The Uganda Women Entrepreneurship Programme has been running for about four years. Over 9,381 projects have been funded with a total membership of 117,551 women
Following the successful implementation of the Uganda Women Entrepreneurship Programme (UWEP), Cabinet has approved new changes to mitigate the emerging challenges.
Cabinet has sanctioned 16 performance enhancement measures that will make it easier for women to access funding from the Programme, utilise the money and pay it back.
UWEP has been running for about four years. Over 9,381 projects have been funded with a total membership of 117,551 women.
The permanent secretary in the ministry of gender, labour and social development, Pius Bigirimana, revealed that among the changes was the reduction of the minimum group size to five (5) from ten (10).
“This will enhance group cohesion since the requirement of ten members has been restrictive. The group approach was adopted because it is cost effective and enables members to co-guarantee each other since we do not require security from beneficiaries,” Bigirimana told a news conference on Tuesday.

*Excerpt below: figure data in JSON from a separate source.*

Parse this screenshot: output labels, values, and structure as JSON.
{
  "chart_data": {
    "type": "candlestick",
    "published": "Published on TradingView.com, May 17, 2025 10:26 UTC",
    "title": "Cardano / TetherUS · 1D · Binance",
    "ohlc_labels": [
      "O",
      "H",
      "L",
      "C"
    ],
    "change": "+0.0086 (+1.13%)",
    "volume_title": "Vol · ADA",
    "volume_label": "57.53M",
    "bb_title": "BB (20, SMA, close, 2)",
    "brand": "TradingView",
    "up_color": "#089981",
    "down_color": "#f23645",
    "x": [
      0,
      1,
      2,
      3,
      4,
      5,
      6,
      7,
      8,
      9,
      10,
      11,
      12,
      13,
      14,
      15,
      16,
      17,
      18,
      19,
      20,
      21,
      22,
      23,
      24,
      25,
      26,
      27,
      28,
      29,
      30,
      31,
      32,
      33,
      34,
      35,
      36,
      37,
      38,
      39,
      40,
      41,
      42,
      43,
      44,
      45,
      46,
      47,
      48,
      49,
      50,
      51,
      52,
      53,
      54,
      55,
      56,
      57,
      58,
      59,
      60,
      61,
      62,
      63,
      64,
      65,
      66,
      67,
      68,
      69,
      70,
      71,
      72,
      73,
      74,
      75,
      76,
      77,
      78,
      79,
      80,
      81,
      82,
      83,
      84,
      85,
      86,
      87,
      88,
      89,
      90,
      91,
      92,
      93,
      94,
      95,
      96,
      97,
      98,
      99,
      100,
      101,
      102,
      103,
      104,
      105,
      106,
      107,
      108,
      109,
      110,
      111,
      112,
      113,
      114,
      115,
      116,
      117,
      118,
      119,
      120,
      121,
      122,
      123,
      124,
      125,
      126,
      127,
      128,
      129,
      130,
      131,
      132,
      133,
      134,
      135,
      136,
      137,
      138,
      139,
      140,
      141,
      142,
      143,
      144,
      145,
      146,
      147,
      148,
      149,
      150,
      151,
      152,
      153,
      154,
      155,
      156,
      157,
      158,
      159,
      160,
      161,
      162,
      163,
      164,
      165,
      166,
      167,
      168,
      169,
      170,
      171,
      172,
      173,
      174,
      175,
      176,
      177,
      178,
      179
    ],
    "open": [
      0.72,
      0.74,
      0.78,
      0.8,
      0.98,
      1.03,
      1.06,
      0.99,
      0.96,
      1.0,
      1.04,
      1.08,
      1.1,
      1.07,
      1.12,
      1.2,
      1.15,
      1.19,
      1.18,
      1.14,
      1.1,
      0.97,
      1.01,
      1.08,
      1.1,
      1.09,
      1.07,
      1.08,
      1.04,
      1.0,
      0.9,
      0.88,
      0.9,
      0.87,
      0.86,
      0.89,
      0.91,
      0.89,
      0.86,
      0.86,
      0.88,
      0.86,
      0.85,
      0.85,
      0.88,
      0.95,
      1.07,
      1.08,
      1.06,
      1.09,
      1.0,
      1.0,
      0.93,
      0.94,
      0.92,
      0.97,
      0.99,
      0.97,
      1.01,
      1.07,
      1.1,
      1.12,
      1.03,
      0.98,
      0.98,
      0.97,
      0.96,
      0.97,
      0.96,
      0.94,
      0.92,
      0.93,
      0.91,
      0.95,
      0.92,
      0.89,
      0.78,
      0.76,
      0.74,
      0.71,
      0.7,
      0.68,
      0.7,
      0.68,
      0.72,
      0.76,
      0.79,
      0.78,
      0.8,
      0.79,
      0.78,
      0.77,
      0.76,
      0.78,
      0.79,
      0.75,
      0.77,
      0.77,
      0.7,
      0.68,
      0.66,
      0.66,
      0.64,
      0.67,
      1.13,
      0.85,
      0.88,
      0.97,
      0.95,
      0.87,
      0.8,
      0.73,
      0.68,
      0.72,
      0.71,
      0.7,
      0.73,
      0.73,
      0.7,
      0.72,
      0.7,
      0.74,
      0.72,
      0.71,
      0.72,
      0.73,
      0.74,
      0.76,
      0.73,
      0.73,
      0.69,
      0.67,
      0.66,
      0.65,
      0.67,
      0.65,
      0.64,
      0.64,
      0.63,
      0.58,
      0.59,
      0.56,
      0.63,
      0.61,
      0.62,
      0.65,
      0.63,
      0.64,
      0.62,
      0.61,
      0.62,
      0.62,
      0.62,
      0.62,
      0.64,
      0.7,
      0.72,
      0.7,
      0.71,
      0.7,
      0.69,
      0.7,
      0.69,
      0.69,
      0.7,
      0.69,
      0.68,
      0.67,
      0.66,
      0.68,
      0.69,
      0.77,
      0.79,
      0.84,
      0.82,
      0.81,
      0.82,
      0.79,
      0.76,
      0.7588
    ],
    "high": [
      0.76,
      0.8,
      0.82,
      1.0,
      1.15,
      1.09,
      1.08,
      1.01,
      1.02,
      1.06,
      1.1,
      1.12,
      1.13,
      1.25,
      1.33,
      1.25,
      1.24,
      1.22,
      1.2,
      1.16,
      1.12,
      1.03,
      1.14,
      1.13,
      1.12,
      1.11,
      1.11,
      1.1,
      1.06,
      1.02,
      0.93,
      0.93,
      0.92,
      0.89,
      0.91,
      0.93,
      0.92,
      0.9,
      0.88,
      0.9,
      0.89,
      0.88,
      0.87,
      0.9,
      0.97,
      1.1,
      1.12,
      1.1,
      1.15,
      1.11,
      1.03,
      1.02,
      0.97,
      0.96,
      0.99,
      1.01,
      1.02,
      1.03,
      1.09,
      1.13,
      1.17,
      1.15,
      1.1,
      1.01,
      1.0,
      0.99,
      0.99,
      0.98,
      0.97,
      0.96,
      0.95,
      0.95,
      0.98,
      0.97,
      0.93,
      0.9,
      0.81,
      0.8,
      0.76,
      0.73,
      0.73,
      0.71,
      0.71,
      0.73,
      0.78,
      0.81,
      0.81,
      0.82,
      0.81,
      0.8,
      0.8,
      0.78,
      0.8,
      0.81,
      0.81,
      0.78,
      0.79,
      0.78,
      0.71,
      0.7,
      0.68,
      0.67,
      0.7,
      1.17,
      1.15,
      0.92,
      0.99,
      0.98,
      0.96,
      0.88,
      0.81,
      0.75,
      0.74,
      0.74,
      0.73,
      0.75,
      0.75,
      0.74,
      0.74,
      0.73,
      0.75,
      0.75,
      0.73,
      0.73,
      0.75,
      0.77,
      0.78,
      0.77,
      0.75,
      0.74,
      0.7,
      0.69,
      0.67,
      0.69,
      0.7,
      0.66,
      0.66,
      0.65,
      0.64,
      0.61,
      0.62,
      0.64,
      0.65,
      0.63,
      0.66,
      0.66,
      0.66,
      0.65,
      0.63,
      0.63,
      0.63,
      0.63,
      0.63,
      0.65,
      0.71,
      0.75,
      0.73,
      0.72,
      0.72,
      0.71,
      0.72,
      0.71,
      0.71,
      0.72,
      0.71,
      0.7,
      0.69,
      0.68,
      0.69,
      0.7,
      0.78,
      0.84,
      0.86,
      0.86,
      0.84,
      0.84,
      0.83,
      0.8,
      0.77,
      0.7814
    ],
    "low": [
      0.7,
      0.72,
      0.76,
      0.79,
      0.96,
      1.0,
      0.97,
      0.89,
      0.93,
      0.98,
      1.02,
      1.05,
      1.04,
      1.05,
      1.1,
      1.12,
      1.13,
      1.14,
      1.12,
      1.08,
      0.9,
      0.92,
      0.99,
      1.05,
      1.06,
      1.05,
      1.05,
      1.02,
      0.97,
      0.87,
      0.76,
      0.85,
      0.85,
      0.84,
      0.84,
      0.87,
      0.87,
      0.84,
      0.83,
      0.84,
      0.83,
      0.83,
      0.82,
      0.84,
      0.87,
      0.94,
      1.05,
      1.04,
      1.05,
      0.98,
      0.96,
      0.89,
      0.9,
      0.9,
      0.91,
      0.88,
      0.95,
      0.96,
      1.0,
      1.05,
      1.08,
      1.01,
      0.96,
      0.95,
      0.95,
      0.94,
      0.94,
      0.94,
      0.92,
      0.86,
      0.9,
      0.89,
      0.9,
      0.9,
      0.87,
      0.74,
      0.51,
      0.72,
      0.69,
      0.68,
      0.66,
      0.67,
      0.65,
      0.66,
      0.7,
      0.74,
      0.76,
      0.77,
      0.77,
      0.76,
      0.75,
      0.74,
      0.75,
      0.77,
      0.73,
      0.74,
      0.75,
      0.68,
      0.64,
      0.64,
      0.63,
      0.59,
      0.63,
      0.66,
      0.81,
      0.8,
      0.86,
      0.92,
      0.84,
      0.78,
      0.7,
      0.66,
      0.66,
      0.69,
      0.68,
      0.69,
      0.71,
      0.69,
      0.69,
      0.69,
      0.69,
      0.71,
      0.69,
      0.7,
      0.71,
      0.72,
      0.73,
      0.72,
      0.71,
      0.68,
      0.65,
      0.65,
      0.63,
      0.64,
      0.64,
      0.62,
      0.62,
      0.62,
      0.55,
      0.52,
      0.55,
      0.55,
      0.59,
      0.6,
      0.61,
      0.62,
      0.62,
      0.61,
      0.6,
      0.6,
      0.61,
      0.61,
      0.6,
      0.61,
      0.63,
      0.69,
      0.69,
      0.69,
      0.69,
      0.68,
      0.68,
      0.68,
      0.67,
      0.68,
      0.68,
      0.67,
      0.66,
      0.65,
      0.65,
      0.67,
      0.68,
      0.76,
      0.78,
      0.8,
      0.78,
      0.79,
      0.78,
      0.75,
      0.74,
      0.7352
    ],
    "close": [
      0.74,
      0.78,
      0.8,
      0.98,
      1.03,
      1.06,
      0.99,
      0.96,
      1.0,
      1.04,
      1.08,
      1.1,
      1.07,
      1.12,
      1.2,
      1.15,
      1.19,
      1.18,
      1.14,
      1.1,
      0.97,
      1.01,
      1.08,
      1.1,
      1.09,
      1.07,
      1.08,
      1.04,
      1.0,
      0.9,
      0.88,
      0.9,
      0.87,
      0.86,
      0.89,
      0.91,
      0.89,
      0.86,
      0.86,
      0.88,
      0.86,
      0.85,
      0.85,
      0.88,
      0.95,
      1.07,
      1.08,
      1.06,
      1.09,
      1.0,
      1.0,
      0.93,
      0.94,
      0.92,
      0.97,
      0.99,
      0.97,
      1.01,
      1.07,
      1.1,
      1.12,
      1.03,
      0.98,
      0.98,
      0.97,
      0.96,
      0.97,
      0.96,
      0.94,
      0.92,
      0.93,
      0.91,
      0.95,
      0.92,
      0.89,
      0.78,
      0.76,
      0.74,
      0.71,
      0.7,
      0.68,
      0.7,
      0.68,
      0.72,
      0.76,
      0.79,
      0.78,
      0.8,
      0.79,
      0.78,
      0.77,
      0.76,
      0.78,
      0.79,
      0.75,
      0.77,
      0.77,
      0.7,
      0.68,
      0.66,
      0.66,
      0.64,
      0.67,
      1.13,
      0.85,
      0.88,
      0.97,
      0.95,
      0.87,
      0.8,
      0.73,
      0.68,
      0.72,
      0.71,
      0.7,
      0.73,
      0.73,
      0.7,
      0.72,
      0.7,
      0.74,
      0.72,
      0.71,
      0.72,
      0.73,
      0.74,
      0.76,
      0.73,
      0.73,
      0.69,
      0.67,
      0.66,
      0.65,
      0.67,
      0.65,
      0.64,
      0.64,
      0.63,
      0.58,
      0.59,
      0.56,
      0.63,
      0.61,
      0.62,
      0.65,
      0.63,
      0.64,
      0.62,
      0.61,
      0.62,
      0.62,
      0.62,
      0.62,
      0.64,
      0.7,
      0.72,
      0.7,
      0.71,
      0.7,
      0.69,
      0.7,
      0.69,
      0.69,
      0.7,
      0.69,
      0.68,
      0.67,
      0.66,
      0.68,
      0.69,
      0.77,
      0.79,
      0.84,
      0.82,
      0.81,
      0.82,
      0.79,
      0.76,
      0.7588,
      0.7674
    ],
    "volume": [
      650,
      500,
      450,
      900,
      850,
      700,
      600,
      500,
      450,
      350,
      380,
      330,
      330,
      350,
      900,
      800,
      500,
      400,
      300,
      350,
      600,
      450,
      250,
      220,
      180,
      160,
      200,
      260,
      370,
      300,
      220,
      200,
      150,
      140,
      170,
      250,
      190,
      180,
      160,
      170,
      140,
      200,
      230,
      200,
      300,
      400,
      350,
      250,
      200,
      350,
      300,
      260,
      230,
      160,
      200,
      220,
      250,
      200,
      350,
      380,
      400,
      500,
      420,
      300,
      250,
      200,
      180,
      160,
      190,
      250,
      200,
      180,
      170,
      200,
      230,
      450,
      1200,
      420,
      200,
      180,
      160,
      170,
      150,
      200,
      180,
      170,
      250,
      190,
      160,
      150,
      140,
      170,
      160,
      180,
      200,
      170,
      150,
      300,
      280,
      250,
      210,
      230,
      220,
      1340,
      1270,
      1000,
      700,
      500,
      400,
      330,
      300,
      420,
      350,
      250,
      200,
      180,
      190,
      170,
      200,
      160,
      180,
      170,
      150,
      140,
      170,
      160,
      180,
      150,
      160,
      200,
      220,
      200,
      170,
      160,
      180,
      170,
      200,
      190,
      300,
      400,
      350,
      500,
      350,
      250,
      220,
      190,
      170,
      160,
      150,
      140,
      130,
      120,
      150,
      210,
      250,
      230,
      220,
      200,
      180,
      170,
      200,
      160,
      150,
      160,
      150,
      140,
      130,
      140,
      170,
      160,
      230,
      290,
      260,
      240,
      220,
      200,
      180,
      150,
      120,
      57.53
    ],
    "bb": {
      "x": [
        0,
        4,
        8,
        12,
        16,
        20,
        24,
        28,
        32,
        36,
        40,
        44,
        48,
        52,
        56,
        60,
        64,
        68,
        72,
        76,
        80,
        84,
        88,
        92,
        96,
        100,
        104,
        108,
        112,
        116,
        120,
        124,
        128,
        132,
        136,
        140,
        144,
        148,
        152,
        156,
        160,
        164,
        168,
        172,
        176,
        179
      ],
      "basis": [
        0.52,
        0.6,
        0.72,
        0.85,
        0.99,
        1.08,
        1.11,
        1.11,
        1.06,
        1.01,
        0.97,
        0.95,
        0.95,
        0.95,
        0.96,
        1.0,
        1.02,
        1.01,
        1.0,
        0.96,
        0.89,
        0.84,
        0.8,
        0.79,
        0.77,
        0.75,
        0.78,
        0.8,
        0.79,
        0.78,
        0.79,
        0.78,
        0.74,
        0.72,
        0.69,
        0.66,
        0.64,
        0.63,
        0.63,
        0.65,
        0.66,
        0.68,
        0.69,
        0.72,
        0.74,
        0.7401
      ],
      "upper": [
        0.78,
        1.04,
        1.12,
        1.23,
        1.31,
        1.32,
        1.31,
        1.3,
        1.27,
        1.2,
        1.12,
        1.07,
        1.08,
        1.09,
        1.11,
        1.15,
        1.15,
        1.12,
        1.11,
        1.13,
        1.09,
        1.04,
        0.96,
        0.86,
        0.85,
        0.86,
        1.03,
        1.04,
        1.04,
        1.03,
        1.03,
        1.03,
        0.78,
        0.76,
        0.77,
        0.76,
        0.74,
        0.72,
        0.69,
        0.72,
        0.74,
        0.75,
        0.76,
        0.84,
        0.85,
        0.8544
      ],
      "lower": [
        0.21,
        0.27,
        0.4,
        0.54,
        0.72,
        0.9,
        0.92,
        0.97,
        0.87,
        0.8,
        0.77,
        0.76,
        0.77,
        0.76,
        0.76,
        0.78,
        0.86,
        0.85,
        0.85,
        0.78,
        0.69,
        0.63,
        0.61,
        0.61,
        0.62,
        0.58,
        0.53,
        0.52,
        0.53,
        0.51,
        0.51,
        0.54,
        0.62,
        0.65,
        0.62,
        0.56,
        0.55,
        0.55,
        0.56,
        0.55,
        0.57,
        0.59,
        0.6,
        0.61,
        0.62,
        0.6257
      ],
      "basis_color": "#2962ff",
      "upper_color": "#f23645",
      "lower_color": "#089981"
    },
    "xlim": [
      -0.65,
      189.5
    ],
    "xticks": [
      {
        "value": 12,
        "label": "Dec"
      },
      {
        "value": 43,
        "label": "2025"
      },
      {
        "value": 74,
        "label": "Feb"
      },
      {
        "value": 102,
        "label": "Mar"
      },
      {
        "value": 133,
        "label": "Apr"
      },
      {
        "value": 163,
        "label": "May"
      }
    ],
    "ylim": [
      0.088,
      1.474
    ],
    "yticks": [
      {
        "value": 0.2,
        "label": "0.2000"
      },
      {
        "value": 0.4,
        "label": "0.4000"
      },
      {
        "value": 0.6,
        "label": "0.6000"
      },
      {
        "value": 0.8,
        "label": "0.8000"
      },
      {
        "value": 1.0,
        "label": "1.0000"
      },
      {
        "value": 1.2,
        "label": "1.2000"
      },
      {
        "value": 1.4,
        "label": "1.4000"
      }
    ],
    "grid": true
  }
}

To deal with the delays of disbursement of funds from Districts to groups, Cabinet approved the direct transfer of money from the Ministry of Gender to beneficiary group accounts.
Closely related to that, Bigirimana said, women groups will also maintain only group members as signatories to their accounts [that’s the chairperson, secretary and treasurer], unlike now when they co-opt the sub-county chief. This is meant to solve the issue of some unscrupulous officials who have misused the opportunity to ask for money from the women.
Cabinet further allowed the women groups to open and operate savings accounts so as to reduce the operational costs associated with the current accounts that they hold right now.
In response to an outcry to allow members to run individual enterprises, Cabinet passed a resolution authorising flexibility in the management of enterprises at individual and/or mini-groups level where applicable.
Bigirimana clarified that this means that group members can borrow money and finance individual enterprises but they remain collectively responsible for the loan repayment.
He added that for groups that have completed repayment but wish to scale up their activities/innovations, the ministry is opening a window within the programme to swiftly support such groups.
To match the growing trend of financial management and ease of repayments, Cabinet sanctioned the programme to integrate the use of ICT platforms for monitoring project implementation as well as mobile money for repayments especially for hard to reach areas.
“This eliminates transport costs and time wasted in travels to make repayments at commercial banks,” Bigirimana added.
To mitigate losses arising from unforeseen calamities like extreme weather, the ministry secured Cabinet approval to explore possibilities of in-building affordable insurance products to safeguard beneficiaries through the Agricultural Subsidy Scheme in collaboration with the Agro-Consortium.
To cater for increased training, technical support and supervision of groups, the programme’s resource allocation for institutional support was increased to 20% from the current 15%.
Bigirimana revealed that currently the programme targets women aged between 18 and 65 years, however, the upper age limit cap has been lifted from 65 to 79 years.
“This opens opportunities for more women. With the age of beneficiaries under the Social Assistance Grants for Empowerment increased to 80 years, the ministry is happy to incorporate women in the 65-79 age bracket into the programme,” he said.
He was elated by Cabinet’s approval of the proposal to allot women quotas in public procurement at the local and national level. Under the new guidelines, at least 30% of all procurements should be provided as local content by the women.
“This will open markets for the women and empower them economically,” Bigirimana said.
He said the ministry would henceforth keep a keen eye on and prioritise enterprises in value addition so as to enable the women to set up small scale cottage industries and therefore have a high multiplier effect on job creation. He called upon women to submit more projects in this area.
“We also want to support women enterprises to tap into new profitable ventures and opportunities such as in the pharmaceutical industries, construction sector, and extraction of plant and animal oils, wheat, and technology among others.”
He revealed that that would go hand in hand with creating backwards and forward linkages through collaboration with research and enterprise incubation centres for purposes of promoting innovations and product development.
Another unique area that was approved for funding was the music and film/creative industry. Bigirimana called upon women with ideas in this field to apply for capital.
Meanwhile the UWEP national programme coordinator, Brenda Kifuko Malinga revealed that to-date sh7,069,684,946 has been paid by the beneficiaries out of the sh8,710,321,031 that is due for repayment. That represents an 80.1% repayment rate.
She said this impressive repayment rate had demystified a popular belief among commercial banks that women are not bankable.
“Our desire is to see commercial banks opening up more facilities for women and cutting back on the stringent requirements,” she noted.
She further revealed that besides extending direct capital to 117,551 women and building financial inclusion of women, UWEP has enabled its beneficiaries to acquire assets such as domestic animals, now at 59.7% of the beneficiaries, mattresses 54.5%, phones 51.9% and beds 28.3%.
In addition, the programme has enabled women to acquire assets such as land 1.1% and houses 0.8%.